È la vita ordinaria la liturgia di Dio
(Audio)
Dal Vangelo secondo Marco
In quel tempo, 1Gesù venne nella sua patria e i suoi discepoli
lo seguirono. 2Giunto il sabato, si mise a insegnare nella
sinagoga. E molti, ascoltando, rimanevano stupiti e dicevano: «Da dove gli
vengono queste cose? E che sapienza è quella che gli è stata data? E i prodigi
come quelli compiuti dalle sue mani? 3Non è costui il
falegname, il figlio di Maria, il fratello di Giacomo, di Ioses, di Giuda e di
Simone? E le sue sorelle, non stanno qui da noi?». Ed era per loro motivo di
scandalo. 4Ma Gesù disse loro: «Un profeta non è disprezzato
se non nella sua patria, tra i suoi parenti e in casa sua». 5E
lì non poteva compiere nessun prodigio, ma solo impose le mani a pochi malati e
li guarì. 6E si meravigliava della loro incredulità. Gesù
percorreva i villaggi d’intorno, insegnando.
Parola del Signore
Lode a Te o Cristo
A Nazaret va in
scena il conflitto perenne tra quotidiano e profezia. All'inizio parole e
prodigi di Gesù stupiscono, immettono un «di più» dentro la normalità della
vita. Poi l'ordinario instaura di nuovo la sua dittatura.

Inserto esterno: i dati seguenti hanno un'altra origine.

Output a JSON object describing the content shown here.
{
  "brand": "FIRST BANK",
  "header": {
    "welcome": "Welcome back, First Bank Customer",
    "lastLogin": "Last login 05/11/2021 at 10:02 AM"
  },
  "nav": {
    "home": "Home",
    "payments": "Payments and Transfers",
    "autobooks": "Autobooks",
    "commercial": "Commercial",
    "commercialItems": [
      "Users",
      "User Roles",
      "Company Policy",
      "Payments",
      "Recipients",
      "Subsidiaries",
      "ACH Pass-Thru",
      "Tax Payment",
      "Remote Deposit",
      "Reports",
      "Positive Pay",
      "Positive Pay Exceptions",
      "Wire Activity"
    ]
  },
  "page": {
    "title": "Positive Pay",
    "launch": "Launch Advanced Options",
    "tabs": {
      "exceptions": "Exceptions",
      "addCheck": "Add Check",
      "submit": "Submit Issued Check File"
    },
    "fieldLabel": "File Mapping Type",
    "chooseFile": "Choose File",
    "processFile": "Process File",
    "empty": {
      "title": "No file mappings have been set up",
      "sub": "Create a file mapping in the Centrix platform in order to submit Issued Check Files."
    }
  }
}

Che un profeta sia un uomo straordinario, carismatico, ce lo aspettiamo. Ma che
la profezia sia nel quotidiano, in uno che non ha cultura e titoli, le mani
segnate dalla fatica, nel profeta della porta accanto, questo ci pare
impossibile. A Nazaret pensano: «Il figlio di Dio non può venire in questo modo,
con mani da carpentiere, con i problemi di tutti, non c'è nulla di sublime,
nulla di divino. Se sceglie questi mezzi poveri non è Dio». Ma lo Spirito scende
proprio nel quotidiano, fa delle case un tempio, entra dove la vita celebra la
sua mite e solenne liturgia. Noi cerchiamo Dio, il pastore di costellazioni,
nell'infinito dei cieli, quando invece è inginocchiato a terra con le mani nel
catino per lavarci i piedi.
Ed era per loro motivo di scandalo. Che cosa li scandalizza? Scandalizza
l'umanità, la prossimità. Eppure è proprio questa la buona notizia del Vangelo:
che Dio si incarna dentro l'ordinarietà della vita. Gesù cresce nella bottega di
un artigiano, le sue mani diventano forti a forza di stringere manici, il suo
naso fiuta le colle, la resina, il sudore di chi lavora, sa riconoscere il legno
al profumo e al tatto.
Una intuizione luminosa di Heidewick di Anversa: «Ho capito che questa è la
compiuta fierezza dell'amore: non si può amare la divinità di Cristo senza amare
prima la sua umanità». Riscoprire ogni frammento, ogni fremito di umanità
nel Vangelo, cercare tutte le molecole di umanità di Gesù: il suo rapporto con i
bambini, con gli amici, con le donne, con il sole, con il vento, con gli
uccelli, con i fiori, con il pane e con il vino. Il suo modo di avere paura, il
suo modo di avere coraggio e come piangeva e come gridava, e la sua carne
bambina e poi la sua carne piagata, e poi il suo amore per il profumo di nardo a
Betania, la casa degli amici.
Amare l'umanità di Gesù, perché il Vangelo rivela proprio questo: che il
divino è rivelato dall'umano, che Dio ha il volto di un uomo.
Gesù al rifiuto dei compaesani mostra il suo candore, il suo bellissimo cuore
fanciullo: «Non vi poté operare nessun prodigio» scrive Marco, ma subito
si corregge: «Solo impose le mani a pochi malati e li guarì». Il Dio
rifiutato si fa ancora guarigione, anche di pochi, anche di uno solo. L'amante
respinto continua ad amare anche pochi, anche uno solo. L'amore non è stanco: è
solo stupito. Il nostro Dio non nutre rancori o stanchezze, ma la gioia
impenitente di inviare sempre e solo segnali di vita attorno a sé.